Although rates are unlikely to fall uniformly in the near term, having the most expensive price in a market is unlikely to continue being a winning strategy. Health plan price transparency enables employers to identify which payers negotiate comparatively lower rates for the same providers and to align network strategy accordingly. Over time, basic economic principles suggest that prices unsupported by measurable quality will face downward pressure as employers apply data-driven steerage.

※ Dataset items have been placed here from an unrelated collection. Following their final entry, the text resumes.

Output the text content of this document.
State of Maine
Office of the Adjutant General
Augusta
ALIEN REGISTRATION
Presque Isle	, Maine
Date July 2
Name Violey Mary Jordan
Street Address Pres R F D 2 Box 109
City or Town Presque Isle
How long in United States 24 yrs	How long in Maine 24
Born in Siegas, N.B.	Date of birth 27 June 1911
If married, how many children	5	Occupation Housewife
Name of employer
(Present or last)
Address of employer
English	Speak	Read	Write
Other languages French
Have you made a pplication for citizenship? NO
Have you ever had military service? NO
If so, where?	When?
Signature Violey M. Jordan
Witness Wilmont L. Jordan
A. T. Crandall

Providers that anticipate this shift will be best positioned to deliver “value for money” and ultimately compete more effectively.
The shift towards value-based benefit design is already being operationalized, most notably by UHC’s Surest product, which replaces deductibles and coinsurance with upfront, provider-specific pricing transparency. Surest is reportedly UHC’s fastest-growing commercial insurance product. By embedding negotiated rates directly into consumer-facing decision tools, such models operationalize steerage at the point of care. As these models scale, providers with rates materially higher than market benchmarks may face declining commercially insured volume, particularly when those providers do not provide demonstrably higher quality.
Like most things in healthcare, the transition toward value-based competition will be gradual, but the direction is clear. If for no other reason than officers of Delaware corporations being held personally liable for breach of fiduciary duty, health plan sponsors will eventually use health plan price transparency to demand “value for money” in health benefits. When they do, employers will learn that it is relatively easy to constrain costs simply by steering patients away from a few providers who provide comparatively average quality at higher-than-average negotiated rates.